A gang awareness workshop that helps parents spot warning signs around their children’s behaviour has received an overwhelmingly positive response from members of the community.
The Parent’s Voice workshop, hosted in Frampton Park Baptist Church, was created by The Crib – a social inclusion charity in Hackney. Its aim is to make parents aware of any signs that their child has gang affiliations, or has experienced sexual exploitation, domestic violence or drug use. The workshop features a traffic light system which aims to help parents spot risky behaviour.

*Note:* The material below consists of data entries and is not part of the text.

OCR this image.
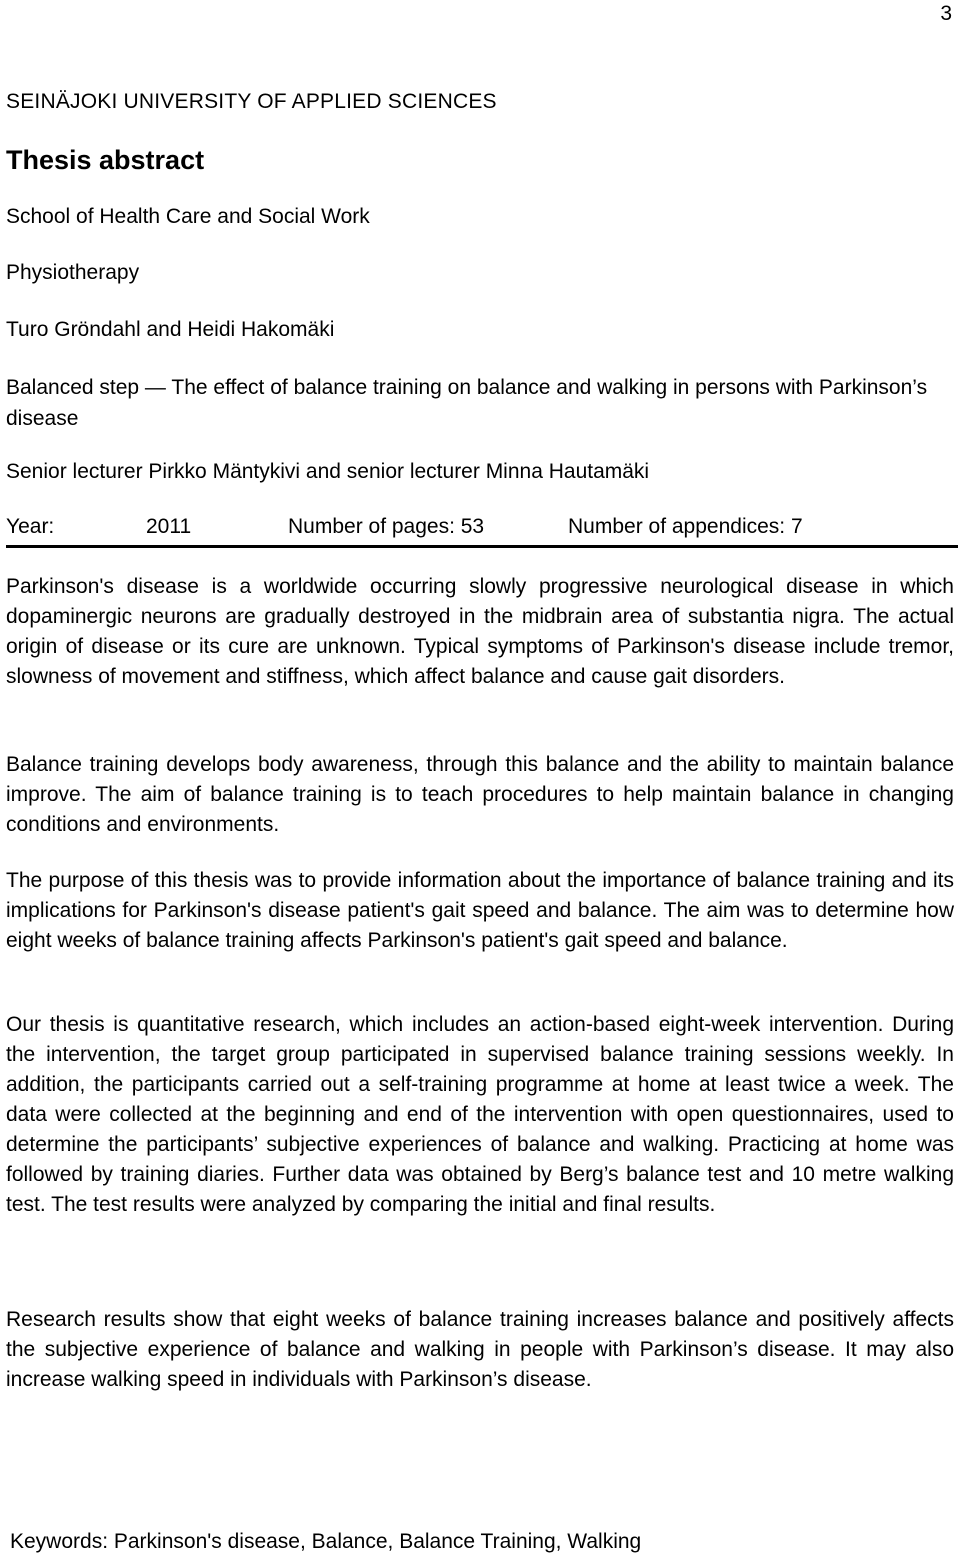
3
SEINÄJOKI UNIVERSITY OF APPLIED SCIENCES
Thesis abstract
School of Health Care and Social Work
Physiotherapy
Turo Gröndahl and Heidi Hakomäki
Balanced step — The effect of balance training on balance and walking in persons with Parkinson’s disease
Senior lecturer Pirkko Mäntykivi and senior lecturer Minna Hautamäki
Year:	2011	Number of pages: 53	Number of appendices: 7

Parkinson's disease is a worldwide occurring slowly progressive neurological disease in which dopaminergic neurons are gradually destroyed in the midbrain area of substantia nigra. The actual origin of disease or its cure are unknown. Typical symptoms of Parkinson's disease include tremor, slowness of movement and stiffness, which affect balance and cause gait disorders.

Balance training develops body awareness, through this balance and the ability to maintain balance improve. The aim of balance training is to teach procedures to help maintain balance in changing conditions and environments.

The purpose of this thesis was to provide information about the importance of balance training and its implications for Parkinson's disease patient's gait speed and balance. The aim was to determine how eight weeks of balance training affects Parkinson's patient's gait speed and balance.

Our thesis is quantitative research, which includes an action-based eight-week intervention. During the intervention, the target group participated in supervised balance training sessions weekly. In addition, the participants carried out a self-training programme at home at least twice a week. The data were collected at the beginning and end of the intervention with open questionnaires, used to determine the participants’ subjective experiences of balance and walking. Practicing at home was followed by training diaries. Further data was obtained by Berg’s balance test and 10 metre walking test. The test results were analyzed by comparing the initial and final results.

Research results show that eight weeks of balance training increases balance and positively affects the subjective experience of balance and walking in people with Parkinson’s disease. It may also increase walking speed in individuals with Parkinson’s disease.

Keywords: Parkinson's disease, Balance, Balance Training, Walking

“By identifying the signs and creating clear boundaries during the child’s transition, we can reduce the risk of danger. We do not want a child to go to a red sign. We want to stop them at amber and sort the issue out,” said Kelly Reid, co-ordinator for The Crib.
Attendees of the awareness event gave overwhelmingly positive feedback about its content and importance. Dionne Thomas, a mother and a resident of Hackney, told the Hackney Post: “This event is very important, because it is very beneficial for us to know what is going on in our communities.

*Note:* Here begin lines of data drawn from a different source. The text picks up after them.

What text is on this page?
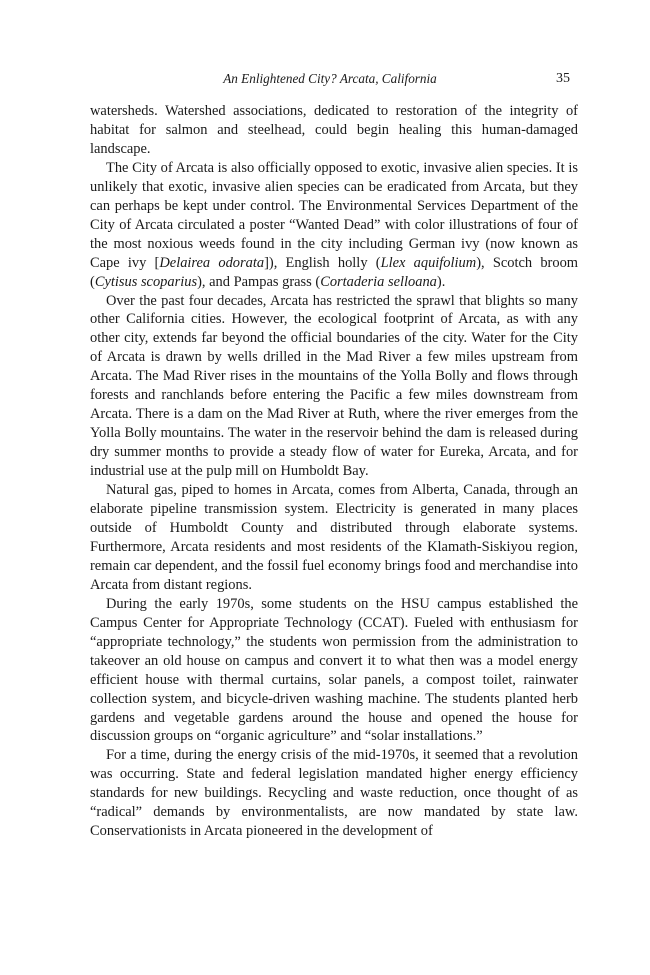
An Enlightened City? Arcata, California	35

watersheds. Watershed associations, dedicated to restoration of the integrity of habitat for salmon and steelhead, could begin healing this human-damaged landscape.

The City of Arcata is also officially opposed to exotic, invasive alien species. It is unlikely that exotic, invasive alien species can be eradicated from Arcata, but they can perhaps be kept under control. The Environmental Services Department of the City of Arcata circulated a poster “Wanted Dead” with color illustrations of four of the most noxious weeds found in the city including German ivy (now known as Cape ivy [Delairea odorata]), English holly (Llex aquifolium), Scotch broom (Cytisus scoparius), and Pampas grass (Cortaderia selloana).

Over the past four decades, Arcata has restricted the sprawl that blights so many other California cities. However, the ecological footprint of Arcata, as with any other city, extends far beyond the official boundaries of the city. Water for the City of Arcata is drawn by wells drilled in the Mad River a few miles upstream from Arcata. The Mad River rises in the mountains of the Yolla Bolly and flows through forests and ranchlands before entering the Pacific a few miles downstream from Arcata. There is a dam on the Mad River at Ruth, where the river emerges from the Yolla Bolly mountains. The water in the reservoir behind the dam is released during dry summer months to provide a steady flow of water for Eureka, Arcata, and for industrial use at the pulp mill on Humboldt Bay.

Natural gas, piped to homes in Arcata, comes from Alberta, Canada, through an elaborate pipeline transmission system. Electricity is generated in many places outside of Humboldt County and distributed through elaborate systems. Furthermore, Arcata residents and most residents of the Klamath-Siskiyou region, remain car dependent, and the fossil fuel economy brings food and merchandise into Arcata from distant regions.

During the early 1970s, some students on the HSU campus established the Campus Center for Appropriate Technology (CCAT). Fueled with enthusiasm for “appropriate technology,” the students won permission from the administration to takeover an old house on campus and convert it to what then was a model energy efficient house with thermal curtains, solar panels, a compost toilet, rainwater collection system, and bicycle-driven washing machine. The students planted herb gardens and vegetable gardens around the house and opened the house for discussion groups on “organic agriculture” and “solar installations.”

For a time, during the energy crisis of the mid-1970s, it seemed that a revolution was occurring. State and federal legislation mandated higher energy efficiency standards for new buildings. Recycling and waste reduction, once thought of as “radical” demands by environmentalists, are now mandated by state law. Conservationists in Arcata pioneered in the development of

“I have an 11-year-old child. They (gangs) are targeting people his age and getting them into drug dealing and gangs and I know a lot of my neighbours are dealing with this issue, so it is very important that we educate ourselves on how to spot the signs and keep our children safe,” said Thomas.
A member of Hackney’s Integrated Gangs Unit (IGU) – a group which has been working since 2010 to reduce violent, gang-related crime – told the Hackney Post that there are approximately 15 active gangs operating in the borough. On 7 November, a man was stabbed by a gang member in broad daylight in Hackney Wick.
The workshops often feature members of Hackney’s IGU. Dele Woye OBE, a member of the IGU, said: “Programmes such as Parent’s Voice are vital in empowering parents to give them awareness of another world that their kids are in.”